Solo questa misura potrà liberare una massa enorme di risorse pubbliche
da investire nei beni comuni e in un grande piano del lavoro.
“Ma come faranno le banche a sopravvivere sul mercato di fronte all'insolvenza
dello Stato?" Risposta: le banche dovranno essere nazionalizzate, senza
indennizzo, e sotto controllo dei lavoratori, proprio per sottrarle alla
logica del mercato, per unificarle in un'unica banca pubblica sotto controllo
sociale, che provveda al sostegno dei lavoratori secondo l'interesse pubblico,
non alla loro rapina secondo l'interesse privato.
"Ma cosa ne sarebbe dei piccoli risparmiatori?" I piccoli risparmiatori
sarebbero integralmente salvaguardati dalla banca pubblica, proprio all'opposto
di quanto avviene oggi, dove la speculazione dei banchieri spesso travolge
in primo luogo proprio i piccoli risparmiatori, più volte oggetto
di truffe criminali (Parmalat, Cirio, bond argentini) da parte dei grandi
azionisti delle banche private.
“Ma l'annullamento del debito pubblico e la nazionalizzazione delle
banche non sono possibili nell'Unione Europea”. Se è per questo
nell'Unione Europea dei capitalisti e dei banchieri non è “possibile”
nemmeno tutelare il lavoro, la previdenza pubblica, i diritti sociali,
come mostra l'esperienza pratica di ogni Paese. La verità è
che solo il rifiuto dell'Unione Europea delle banche e delle sue leggi
può liberare le classi lavoratrici dalla dittatura del capitale
finanziario e aprire una prospettiva nuova. Il rifiuto del debito pubblico
e la nazionalizzazione delle banche vanno esattamente in questa direzione,
quella di un'Europa dei lavoratori. Del resto, è un caso che questa
rivendicazione cominci ad affiorare in settori d'avanguardia del movimento
operaio europeo o nel movimento degli "indignados" spagnoli?

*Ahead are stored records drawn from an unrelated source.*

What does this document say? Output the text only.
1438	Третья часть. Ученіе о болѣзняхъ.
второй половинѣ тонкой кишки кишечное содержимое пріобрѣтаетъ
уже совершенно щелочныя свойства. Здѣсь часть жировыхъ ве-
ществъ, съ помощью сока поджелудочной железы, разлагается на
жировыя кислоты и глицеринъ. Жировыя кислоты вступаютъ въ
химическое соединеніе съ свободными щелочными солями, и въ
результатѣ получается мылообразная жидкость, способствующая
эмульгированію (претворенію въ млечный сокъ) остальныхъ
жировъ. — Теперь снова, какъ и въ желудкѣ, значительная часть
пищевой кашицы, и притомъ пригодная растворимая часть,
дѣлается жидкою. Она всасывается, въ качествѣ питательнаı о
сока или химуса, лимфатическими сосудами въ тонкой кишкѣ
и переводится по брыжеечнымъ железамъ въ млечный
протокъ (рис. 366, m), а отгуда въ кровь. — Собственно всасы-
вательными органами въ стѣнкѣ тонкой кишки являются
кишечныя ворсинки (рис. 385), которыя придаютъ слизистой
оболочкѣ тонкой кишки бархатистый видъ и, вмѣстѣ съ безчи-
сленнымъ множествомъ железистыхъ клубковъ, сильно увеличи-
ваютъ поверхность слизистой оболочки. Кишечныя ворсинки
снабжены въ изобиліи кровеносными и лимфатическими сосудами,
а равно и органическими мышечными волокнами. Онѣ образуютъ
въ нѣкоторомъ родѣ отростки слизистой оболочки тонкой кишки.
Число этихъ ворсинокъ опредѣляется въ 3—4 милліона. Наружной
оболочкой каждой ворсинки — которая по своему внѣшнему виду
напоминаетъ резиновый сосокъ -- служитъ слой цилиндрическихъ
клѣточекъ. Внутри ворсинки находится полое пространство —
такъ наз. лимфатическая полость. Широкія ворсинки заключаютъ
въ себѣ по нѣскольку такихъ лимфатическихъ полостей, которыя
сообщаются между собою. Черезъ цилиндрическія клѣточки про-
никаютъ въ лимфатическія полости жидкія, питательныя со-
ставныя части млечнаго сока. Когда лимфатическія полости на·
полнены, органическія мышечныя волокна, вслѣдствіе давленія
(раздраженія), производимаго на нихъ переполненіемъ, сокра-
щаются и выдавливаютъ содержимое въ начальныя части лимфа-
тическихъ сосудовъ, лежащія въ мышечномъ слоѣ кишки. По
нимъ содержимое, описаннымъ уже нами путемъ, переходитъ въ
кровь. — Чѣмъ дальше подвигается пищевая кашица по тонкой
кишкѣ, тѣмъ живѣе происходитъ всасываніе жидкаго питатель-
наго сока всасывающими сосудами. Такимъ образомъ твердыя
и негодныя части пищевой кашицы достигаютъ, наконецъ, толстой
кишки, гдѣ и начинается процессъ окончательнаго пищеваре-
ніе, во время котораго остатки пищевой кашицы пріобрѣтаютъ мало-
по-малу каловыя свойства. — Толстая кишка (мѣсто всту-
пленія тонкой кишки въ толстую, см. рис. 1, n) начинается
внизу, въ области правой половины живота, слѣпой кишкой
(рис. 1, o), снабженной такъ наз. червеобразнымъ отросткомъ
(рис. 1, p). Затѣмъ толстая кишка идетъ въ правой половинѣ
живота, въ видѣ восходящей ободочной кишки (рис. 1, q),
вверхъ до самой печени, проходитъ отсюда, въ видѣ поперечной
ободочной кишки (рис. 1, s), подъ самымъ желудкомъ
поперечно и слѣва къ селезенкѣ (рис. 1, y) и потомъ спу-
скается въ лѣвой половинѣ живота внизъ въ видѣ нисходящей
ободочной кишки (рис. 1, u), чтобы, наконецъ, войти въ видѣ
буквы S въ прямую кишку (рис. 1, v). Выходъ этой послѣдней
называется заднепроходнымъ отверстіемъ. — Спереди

Governino i lavoratori, non i banchieri. In Italia, in Europa, nel
mondo
Il punto decisivo è un altro. L'abolizione del debito pubblico
verso le banche e la loro nazionalizzazione sono incompatibili con la struttura
capitalistica della società, con la natura dei governi borghesi
di ogni colore, con le loro istituzioni internazionali, con la stessa natura
attuale dello Stato. Non possono essere realizzate per via di una semplice
pressione di movimento sui partiti dominanti, tutti legati a doppio filo
al mondo degli industriali e delle banche (e spesso presenti non a caso
sui loro libri paga). Possono essere realizzate sino in fondo solo da un
governo dei lavoratori, che ponga i lavoratori al posto di comando. Da
un governo che rovesci l'attuale dittatura degli industriali e dei banchieri
per rivoltare da cima a fondo l'intero ordine della società capitalista
e costruire una società socialista. Una società che possa
realmente decidere il proprio destino, senza dipendere dal gioco d'azzardo
delle Borse, dall'anarchia del mercato, dalla legge del profitto.
Il nuovo acutizzarsi della crisi capitalistica nel mondo, in Europa,
in Italia, ripropone questa prospettiva rivoluzionaria come unica possibile
via d'uscita.
Costruire in ogni lotta parziale il senso di questa prospettiva generale
è il lavoro del Partito Comunista dei Lavoratori.